Fairbanks-area residents on edge about mail thefts

Two North Pole men were sentenced in federal court Friday morning for defrauding numerous victims in a sophisticated identity and mail theft conspiracy.

According to a news release issued by the office of the U.S. Attorney in Anchorage, Andrew Mac Saunders, 43, and Ian David Bowman, 30, stole mail from mailboxes in Fairbanks and North Pole and used specialized printers and computer software to create fake driver's licenses and counterfeit checks for themselves and their 12 co-conspirators.

The IDs were used to open lines of credit at stores to purchase expensive merchandise that Bowman, Saunders and their co-conspirators sold for cash to buy drugs.

Alaska State Troopers raided the men's North Pole home in 2018 and seized three computers, three external hard drives, a flip camera, a scanner, printers, check printer paper and blank check paper.
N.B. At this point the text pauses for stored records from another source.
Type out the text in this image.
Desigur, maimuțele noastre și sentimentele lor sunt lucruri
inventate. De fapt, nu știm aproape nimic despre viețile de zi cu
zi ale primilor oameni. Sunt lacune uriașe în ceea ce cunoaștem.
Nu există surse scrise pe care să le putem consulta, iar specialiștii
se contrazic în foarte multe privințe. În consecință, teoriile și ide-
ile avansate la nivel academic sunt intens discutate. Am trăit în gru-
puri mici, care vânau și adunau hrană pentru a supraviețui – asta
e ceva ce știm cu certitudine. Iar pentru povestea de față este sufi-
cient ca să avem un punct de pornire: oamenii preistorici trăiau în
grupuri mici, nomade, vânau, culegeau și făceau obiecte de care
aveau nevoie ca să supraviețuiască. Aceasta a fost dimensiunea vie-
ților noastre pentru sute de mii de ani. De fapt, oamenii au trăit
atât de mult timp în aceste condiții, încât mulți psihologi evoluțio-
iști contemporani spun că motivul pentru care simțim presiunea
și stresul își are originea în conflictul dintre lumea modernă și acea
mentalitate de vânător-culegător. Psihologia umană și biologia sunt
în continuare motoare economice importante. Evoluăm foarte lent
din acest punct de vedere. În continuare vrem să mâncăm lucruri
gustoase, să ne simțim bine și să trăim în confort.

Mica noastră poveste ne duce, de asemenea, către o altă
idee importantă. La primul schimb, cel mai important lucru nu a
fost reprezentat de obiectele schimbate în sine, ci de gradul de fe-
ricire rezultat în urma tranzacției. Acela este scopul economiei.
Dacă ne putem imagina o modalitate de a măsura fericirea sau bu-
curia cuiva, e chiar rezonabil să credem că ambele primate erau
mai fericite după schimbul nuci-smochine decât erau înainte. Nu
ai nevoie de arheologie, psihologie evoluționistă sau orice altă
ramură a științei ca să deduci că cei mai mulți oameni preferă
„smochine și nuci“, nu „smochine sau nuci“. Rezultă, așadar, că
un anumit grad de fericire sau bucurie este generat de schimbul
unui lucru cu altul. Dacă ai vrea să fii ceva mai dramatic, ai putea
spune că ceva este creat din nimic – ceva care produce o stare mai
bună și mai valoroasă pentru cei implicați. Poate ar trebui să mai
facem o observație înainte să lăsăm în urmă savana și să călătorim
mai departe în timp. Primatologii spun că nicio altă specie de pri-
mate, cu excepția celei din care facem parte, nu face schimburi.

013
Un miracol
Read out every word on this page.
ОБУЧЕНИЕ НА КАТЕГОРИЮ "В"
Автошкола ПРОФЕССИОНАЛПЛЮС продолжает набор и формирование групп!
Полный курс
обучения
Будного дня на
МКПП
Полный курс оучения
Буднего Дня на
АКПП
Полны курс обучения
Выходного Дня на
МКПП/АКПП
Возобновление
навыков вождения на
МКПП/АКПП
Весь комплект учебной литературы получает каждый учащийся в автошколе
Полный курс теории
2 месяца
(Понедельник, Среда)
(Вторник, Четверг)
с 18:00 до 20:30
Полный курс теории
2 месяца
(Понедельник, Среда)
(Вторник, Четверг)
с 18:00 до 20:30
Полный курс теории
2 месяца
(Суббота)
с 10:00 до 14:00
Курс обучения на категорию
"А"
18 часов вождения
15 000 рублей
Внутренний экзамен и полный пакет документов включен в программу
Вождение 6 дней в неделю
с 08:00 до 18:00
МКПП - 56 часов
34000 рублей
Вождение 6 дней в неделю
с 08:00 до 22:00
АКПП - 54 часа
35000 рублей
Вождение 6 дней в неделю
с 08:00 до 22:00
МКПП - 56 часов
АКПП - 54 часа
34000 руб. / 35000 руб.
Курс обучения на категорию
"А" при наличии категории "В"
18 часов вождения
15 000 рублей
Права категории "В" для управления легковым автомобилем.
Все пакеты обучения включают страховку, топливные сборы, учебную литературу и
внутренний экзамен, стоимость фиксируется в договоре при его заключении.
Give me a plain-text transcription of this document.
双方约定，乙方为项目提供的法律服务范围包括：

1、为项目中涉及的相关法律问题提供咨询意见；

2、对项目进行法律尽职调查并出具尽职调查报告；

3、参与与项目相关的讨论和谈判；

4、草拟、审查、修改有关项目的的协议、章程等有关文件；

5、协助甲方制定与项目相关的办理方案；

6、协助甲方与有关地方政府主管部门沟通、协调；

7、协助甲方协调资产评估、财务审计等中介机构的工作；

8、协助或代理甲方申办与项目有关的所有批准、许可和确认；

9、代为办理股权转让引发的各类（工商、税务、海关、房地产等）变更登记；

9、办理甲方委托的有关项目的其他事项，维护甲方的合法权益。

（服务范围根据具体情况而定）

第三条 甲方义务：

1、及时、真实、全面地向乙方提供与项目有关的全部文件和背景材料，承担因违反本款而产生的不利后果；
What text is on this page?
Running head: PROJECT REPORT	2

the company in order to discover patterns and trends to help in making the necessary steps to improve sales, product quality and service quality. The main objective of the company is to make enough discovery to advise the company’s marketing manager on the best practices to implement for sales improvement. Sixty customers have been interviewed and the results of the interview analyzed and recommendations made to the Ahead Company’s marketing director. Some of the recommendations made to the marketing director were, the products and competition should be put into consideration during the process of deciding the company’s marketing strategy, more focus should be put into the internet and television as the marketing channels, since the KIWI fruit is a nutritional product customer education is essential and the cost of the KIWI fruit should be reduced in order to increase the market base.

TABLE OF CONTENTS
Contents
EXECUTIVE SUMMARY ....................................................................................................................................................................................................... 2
The seized computers contained at least 51 counterfeit IDs. Ten had Saunders’ photograph on them, 21 had Bowman’s and 20 had photos of their various co-conspirators, according to federal court documents.

All of the IDs contained the names and addresses of actual people. Troopers also found 19 Alaska State ID cards, a real United States passport, W-2 and W4 documents, and tax forms.

The co-conspirators have not been named, and it is unclear if they have been charged in the case.

Bowman and Saunders pleaded guilty March 15 to two counts of identity theft. Saunders was sentenced Friday morning to 40 months in federal prison and Bowman to 52 months. Both men will serve three years probation and must pay $29,000 in restitution to the victims. They must also pay additional yearly payments to compensate the victims for the cost of identity theft protection.

Bowman and Saunders caused substantial financial hardship to many of the victims, according to court records. At least eight of the victims experienced lower credit scores, were unable to obtain further credit and had to purchase identity theft protection and credit monitoring services. One victim, a financial adviser, was almost fired from her job after her formerly excellent credit rating fell below 600. Another victim was forced to close her checking account, thus canceling automatic payments for her basic utilities and leaving her unable to cash her Social Security and retirement checks.

Some of the stolen mail contained money and gift cards sent to a 9-year-old and an 11-year-old from their grandparents. The children's father was forced to purchase credit monitoring for life and is currently accountable for approximately $7,000 in cellphone charges, according to court records.

A final restitution hearing will be held Aug. 16.